Hükümet programından (2): "Yargı alanındaki temel sorunumuz, bazı yargı mensupla­rının siyasi ideolojik bir misyon üstlenmesi ve hakem olma vasfını yitirerek taraf haline gelmesidir" "Bugüne kadar nasıl toplumdaki her bir ferdin yaşam tarzına saygı gösterdiysek, bundan sonra da farklı yaşam tarzlarına.

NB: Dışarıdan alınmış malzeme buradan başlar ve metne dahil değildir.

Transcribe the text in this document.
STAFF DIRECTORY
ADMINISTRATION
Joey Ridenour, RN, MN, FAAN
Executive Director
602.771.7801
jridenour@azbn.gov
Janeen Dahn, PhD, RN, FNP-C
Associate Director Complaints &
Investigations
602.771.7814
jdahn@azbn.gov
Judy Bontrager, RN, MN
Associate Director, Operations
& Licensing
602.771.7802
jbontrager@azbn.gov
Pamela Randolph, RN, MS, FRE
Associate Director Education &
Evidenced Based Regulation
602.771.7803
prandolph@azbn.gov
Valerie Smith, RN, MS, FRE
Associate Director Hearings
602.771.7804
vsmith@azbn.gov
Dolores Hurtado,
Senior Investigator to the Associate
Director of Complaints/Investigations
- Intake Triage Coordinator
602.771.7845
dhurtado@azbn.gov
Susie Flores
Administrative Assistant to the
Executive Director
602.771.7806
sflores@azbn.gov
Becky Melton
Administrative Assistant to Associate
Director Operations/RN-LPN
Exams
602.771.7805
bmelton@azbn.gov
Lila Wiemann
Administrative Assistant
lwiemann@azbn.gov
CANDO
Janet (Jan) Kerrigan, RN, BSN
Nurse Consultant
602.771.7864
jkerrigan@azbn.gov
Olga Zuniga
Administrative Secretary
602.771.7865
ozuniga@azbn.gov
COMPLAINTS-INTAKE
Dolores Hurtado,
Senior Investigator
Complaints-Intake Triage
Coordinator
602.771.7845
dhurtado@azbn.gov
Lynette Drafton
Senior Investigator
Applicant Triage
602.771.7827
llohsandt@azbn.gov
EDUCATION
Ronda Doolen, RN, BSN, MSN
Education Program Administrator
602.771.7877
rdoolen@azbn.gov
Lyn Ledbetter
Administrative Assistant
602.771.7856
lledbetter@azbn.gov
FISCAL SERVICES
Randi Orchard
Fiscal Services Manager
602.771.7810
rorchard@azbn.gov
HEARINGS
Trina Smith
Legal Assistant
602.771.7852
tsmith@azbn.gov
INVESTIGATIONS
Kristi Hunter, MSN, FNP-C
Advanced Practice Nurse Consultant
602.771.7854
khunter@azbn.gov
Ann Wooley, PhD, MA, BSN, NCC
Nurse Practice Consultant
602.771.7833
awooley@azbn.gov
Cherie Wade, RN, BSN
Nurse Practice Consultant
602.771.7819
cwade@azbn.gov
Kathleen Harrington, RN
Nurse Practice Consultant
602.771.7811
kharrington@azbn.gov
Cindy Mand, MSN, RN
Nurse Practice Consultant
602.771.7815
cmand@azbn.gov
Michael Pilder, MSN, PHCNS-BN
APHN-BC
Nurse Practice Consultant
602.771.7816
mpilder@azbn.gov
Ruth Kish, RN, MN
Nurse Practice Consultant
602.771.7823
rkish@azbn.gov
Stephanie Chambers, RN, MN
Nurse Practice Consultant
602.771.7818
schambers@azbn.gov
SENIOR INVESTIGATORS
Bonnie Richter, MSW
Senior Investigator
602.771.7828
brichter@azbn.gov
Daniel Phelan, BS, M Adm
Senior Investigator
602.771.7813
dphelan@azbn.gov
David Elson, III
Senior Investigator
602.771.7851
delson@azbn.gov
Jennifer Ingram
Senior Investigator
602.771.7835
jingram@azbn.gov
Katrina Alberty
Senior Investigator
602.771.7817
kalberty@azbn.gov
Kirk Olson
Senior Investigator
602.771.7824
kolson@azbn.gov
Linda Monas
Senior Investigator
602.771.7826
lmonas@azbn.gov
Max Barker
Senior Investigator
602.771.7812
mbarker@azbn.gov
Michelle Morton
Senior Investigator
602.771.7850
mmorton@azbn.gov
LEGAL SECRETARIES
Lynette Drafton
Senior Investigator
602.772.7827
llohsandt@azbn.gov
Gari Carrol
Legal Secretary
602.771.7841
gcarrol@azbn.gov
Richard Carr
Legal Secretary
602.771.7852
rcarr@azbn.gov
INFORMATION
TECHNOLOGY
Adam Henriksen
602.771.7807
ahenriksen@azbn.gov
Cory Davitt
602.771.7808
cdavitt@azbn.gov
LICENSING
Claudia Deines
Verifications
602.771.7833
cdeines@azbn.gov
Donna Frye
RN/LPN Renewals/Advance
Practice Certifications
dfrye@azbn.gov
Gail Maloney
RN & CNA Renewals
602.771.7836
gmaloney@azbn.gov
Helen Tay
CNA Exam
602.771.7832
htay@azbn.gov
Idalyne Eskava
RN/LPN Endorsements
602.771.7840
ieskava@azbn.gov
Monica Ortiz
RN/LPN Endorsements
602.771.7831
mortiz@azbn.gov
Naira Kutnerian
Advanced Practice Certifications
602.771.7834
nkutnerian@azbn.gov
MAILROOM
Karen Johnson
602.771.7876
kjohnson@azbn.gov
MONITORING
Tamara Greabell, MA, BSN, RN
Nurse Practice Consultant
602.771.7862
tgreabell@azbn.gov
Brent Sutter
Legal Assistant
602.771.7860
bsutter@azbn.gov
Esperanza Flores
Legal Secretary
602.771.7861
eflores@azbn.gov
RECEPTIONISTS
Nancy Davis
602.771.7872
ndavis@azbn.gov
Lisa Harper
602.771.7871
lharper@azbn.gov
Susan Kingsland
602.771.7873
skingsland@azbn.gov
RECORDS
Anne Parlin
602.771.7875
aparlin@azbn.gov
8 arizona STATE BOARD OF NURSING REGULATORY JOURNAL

62. Hükümet programında, yargı alanındaki temel  sorunun, bazı yargı mensupla­rının  siyasi-ideolojik  bir  misyon   üstlenmesi, hakem olma vasfını yitirerek taraf haline gelmesi olduğu belirtilerek, "Yargının  bağımsız ve tarafsız olması,  yargı üzerinde  kurulmak istenen  vesayetlerin  yok edilmesi,  yargının milletin  yargısı ol­ması için yapılması gerekenleri  tereddütsüz yapmak       hükümeti­mizin ana öncelikleri arasında  yer alacaktır" denildi.

Başbakan Ahmet Davutoğlu, TBMM Genel Kurulu'nda 62. Hükümet programını okudu.

62. Hükümet programında, geçmiş dört hükümet döneminde gerçekleştirilen demokrasi  mücadelesinin 2023  vizyonu çerçevesinde derinleştirerek devam ettirme kararlılığında olunduğu vurgulandı. Demokrasi yürüyüşünün, toplum-siyaset-devlet arasındaki en­gellerin kaldırılması, toplumsal  talep ve eğilimlerin siyasette ve devlet idaresinde esas alınması anlayışı üzerine bina edildiği belirtildi.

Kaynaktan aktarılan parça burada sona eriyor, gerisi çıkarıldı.